Tons of tools for working with and manipulating arrays. It may not be unique to PHP, but I've never worked with a language that made it so easy.
I'm a bit like you, I've coded PHP for over 8 years. I had to take a .NET/C# course about a year ago and I really enjoyed the C# language (hated ASP.NET) but it made me a better PHP developer.
PHP as a language is pretty poor, but, I'm extremely quick with it and the LAMP stack is awesome. The end product far outweighs the sum of the parts.

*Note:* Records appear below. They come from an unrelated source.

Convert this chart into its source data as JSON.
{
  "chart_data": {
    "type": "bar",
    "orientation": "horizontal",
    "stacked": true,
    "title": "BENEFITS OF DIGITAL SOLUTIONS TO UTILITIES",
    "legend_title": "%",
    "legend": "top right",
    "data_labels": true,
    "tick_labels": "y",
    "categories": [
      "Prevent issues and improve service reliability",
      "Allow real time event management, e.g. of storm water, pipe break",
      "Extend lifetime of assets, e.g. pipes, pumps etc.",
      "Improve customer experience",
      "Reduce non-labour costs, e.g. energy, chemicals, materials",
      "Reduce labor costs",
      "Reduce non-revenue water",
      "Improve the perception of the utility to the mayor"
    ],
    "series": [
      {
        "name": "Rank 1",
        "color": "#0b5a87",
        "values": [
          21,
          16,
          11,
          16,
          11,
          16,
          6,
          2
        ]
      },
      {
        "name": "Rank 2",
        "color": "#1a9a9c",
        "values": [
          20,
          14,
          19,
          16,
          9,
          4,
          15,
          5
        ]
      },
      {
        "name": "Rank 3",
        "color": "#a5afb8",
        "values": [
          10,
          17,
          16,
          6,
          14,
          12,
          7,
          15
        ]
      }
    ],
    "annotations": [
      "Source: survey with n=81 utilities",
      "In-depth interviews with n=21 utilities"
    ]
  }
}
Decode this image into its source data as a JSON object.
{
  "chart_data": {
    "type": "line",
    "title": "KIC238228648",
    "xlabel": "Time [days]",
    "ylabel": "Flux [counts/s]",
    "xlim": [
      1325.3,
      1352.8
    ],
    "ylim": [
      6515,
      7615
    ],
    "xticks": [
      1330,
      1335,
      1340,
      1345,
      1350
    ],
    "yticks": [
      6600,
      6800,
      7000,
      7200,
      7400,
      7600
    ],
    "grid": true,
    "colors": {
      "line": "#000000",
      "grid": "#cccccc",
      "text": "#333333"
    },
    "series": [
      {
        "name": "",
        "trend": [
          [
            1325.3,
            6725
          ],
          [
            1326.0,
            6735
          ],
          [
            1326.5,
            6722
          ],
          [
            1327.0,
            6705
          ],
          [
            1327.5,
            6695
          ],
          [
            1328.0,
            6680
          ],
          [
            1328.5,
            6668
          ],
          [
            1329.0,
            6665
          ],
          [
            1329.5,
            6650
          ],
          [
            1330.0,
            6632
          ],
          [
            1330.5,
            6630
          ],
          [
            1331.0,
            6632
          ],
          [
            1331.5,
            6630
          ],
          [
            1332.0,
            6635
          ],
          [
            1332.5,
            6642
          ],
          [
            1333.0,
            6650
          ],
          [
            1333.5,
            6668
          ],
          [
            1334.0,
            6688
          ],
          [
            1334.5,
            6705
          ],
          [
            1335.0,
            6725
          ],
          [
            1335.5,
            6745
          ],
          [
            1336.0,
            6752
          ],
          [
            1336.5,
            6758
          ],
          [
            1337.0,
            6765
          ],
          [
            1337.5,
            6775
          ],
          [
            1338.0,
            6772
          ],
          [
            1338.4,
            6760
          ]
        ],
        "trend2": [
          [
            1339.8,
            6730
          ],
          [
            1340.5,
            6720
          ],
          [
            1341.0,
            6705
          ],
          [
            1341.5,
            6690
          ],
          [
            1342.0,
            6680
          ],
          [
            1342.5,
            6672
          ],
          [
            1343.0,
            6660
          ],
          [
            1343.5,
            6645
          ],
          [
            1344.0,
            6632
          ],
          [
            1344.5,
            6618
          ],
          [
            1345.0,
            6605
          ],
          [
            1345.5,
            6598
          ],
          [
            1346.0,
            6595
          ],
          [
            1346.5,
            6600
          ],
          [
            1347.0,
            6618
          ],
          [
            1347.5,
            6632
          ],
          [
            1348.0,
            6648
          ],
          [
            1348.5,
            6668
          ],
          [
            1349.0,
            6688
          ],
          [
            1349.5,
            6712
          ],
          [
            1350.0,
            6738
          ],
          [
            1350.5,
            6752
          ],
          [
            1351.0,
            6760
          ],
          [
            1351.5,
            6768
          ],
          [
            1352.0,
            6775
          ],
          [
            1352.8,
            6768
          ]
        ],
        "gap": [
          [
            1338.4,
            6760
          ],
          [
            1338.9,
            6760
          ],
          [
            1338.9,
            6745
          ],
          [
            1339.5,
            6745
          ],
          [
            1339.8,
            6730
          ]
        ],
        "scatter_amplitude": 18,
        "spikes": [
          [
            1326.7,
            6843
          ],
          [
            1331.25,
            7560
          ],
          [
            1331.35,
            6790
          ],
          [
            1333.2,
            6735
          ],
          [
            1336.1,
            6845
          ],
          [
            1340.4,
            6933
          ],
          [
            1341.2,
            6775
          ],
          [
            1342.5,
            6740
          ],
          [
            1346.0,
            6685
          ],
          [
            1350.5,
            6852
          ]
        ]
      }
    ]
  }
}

That said, in answer to your question:
http://uk.php.net/SPL
I love the SPL, the collection class in C# was something that I liked as soon as I started with it. Now I can have my cake and eat it.
Andrew
I'm a little surprised no-one has mentioned it yet, but one of my favourite tricks with arrays is using the plus operator. It is a little bit like array_merge() but a little simpler. I've found it's usually what I want. In effect, it takes all the entries in the RHS and makes them appear in a copy of the LHS, overwriting as necessary (i.e. it's non-commutative). Very useful for starting with a "default" array and adding some real values all in one hit, whilst leaving default values in place for values not provided.
Code sample requested:
// Set the normal defaults.
$control_defaults = array( 'type' => 'text', 'size' => 30 );
// ... many lines later ...
$control_5 = $control_defaults + array( 'name' => 'surname', 'size' => 40 );
// This is the same as:
// $control_5 = array( 'type' => 'text', 'name' => 'surname', 'size' => 40 );
Here's one, I like how setting default values on function parameters that aren't supplied is much easier:
function MyMethod($VarICareAbout, $VarIDontCareAbout = 'yippie') { }
Quick and dirty is the default.
The language is filled with useful shortcuts, This makes PHP the perfect candidate for (small) projects that have a short time-to-market.
Not that clean PHP code is impossible, it just takes some extra effort and experience.
But I love PHP because it lets me express what I want without typing an essay.
PHP:
if (preg_match("/cat/","one cat")) {
// do something
}
JAVA:
import java.util.regex.*;
Pattern p = Pattern.compile("cat");
Matcher m = p.matcher("one cat")
if (m.find()) {
// do something
}
And yes, that includes not typing Int.